Posts Tagged ‘Covariates’

Free Webinar: Fixed and Random Factors in Mixed Models: What IS the difference?

Tuesday, May 26th, 2009

Just a quick reminder that if you haven’t registered for tomorrow’s webinar, Fixed and Random Factors in Mixed Models: What IS the difference?, be sure to sign up today.

In this webinar, we’ll talk about

* the difference between covariates and factors
* the difference between fixed and random factors
* what parameters are estimated for each one
* the assumptions and meanings of each
* how to decide whether a factor should be fixed or random

Date: Wednesday, May 27, 2009

Time: 1pm Eastern Time (12pm Central, 11am Mountain, 10am Pacific)

Where: Anywhere you have an internet connection

Length of Program: An Hour

Cost: Always free

Space is limited.

Find out more and register at:
http://www.analysisfactor.com/learning/teletraining7.html

>> How it Works <<


On the last Wednesday of every month, The Analysis Factor offers a free statistics training webinar.

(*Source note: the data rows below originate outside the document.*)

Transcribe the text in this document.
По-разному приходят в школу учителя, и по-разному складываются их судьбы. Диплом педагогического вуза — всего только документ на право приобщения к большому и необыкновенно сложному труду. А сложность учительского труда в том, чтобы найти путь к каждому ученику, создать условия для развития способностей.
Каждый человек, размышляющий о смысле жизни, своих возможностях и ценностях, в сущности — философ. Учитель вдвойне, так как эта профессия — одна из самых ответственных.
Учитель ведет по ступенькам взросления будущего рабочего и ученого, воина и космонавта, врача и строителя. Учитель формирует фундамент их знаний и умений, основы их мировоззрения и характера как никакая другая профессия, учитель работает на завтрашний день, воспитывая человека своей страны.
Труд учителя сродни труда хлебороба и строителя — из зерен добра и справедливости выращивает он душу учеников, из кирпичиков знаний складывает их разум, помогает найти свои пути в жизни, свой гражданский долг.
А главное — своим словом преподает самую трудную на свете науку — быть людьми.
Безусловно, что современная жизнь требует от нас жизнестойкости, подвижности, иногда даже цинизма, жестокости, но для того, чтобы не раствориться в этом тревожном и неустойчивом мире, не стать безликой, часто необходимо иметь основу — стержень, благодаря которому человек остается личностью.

On a web-based meeting system, I will do a 30-40 minute presentation on a very specific applied statistical topic. I will stop frequently for questions, and at the end you can ask questions relevant to your research. Each call covers an issue many researchers get stuck on when practicing statistics.

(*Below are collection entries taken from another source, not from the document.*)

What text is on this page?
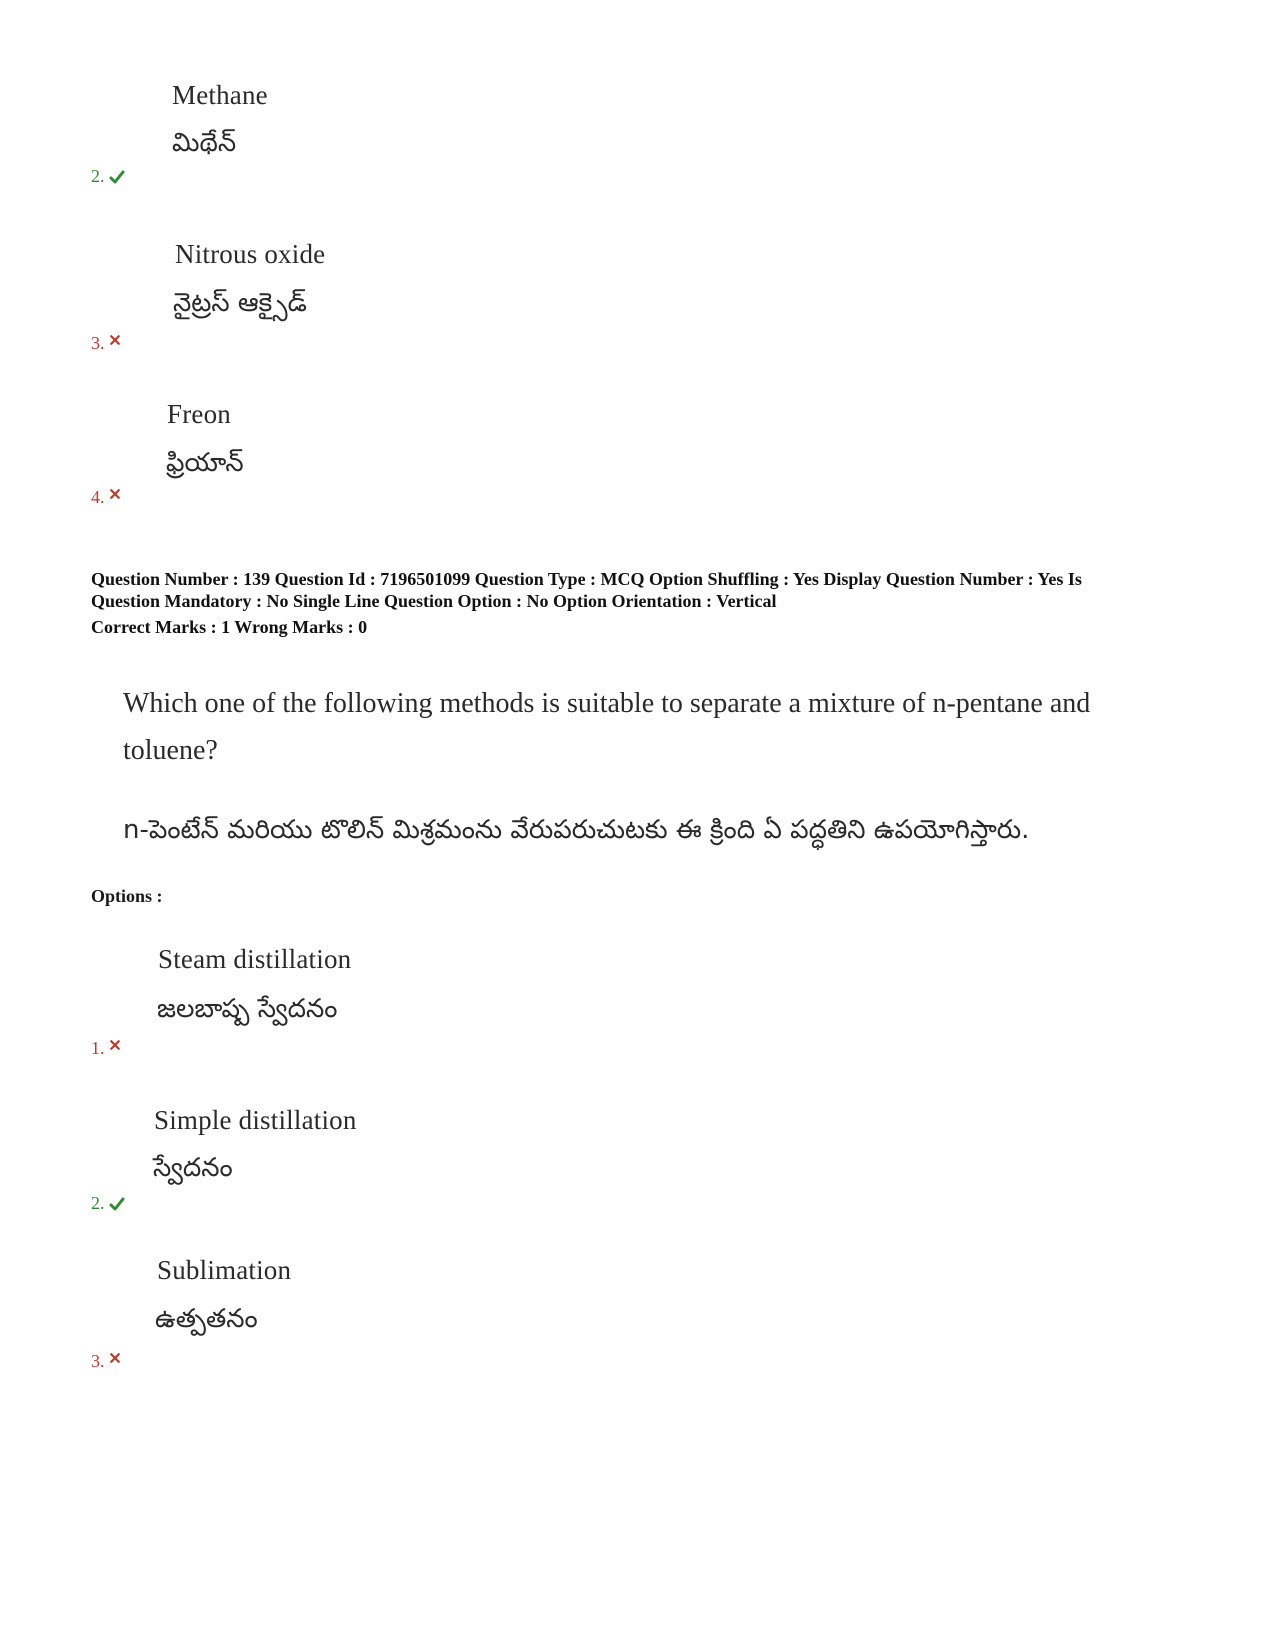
Methane
మిథేన్
2.
Nitrous oxide
నైట్రస్ ఆక్సైడ్
3.
Freon
ఫ్రియాన్
4.
Question Number : 139 Question Id : 7196501099 Question Type : MCQ Option Shuffling : Yes Display Question Number : Yes Is
Question Mandatory : No Single Line Question Option : No Option Orientation : Vertical
Correct Marks : 1 Wrong Marks : 0
Which one of the following methods is suitable to separate a mixture of n-pentane and
toluene?
n-పెంటేన్ మరియు టొలిన్ మిశ్రమంను వేరుపరుచుటకు ఈ క్రింది ఏ పద్ధతిని ఉపయోగిస్తారు.
Options :
Steam distillation
జలబాష్ప స్వేదనం
1.
Simple distillation
స్వేదనం
2.
Sublimation
ఉత్పతనం
3.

You need to register to get connection instructions and directions for downloading handouts. Spots are limited, so register early.

The webinar will be recorded, so if you miss it, you can still watch it.

Watch over and over if it helps. Or watch again as the topic becomes relevant to your research. But you need to register to get access to the recording.

Whether you can make the call live or not, register now at:

http://www.analysisfactor.com/learning/teletraining7.html

Dummy Coding in SPSS GLM–More on Fixed Factors, Covariates, and Reference Groups, Part 2

Tuesday, March 31st, 2009

Yesterday’s post outlined one issue in deciding whether to put a categorical predictor variable into Fixed Factors or Covariates in SPSS GLM.  That issue dealt with how SPSS automatically creates dummy variables out of any variable in Fixed Factors.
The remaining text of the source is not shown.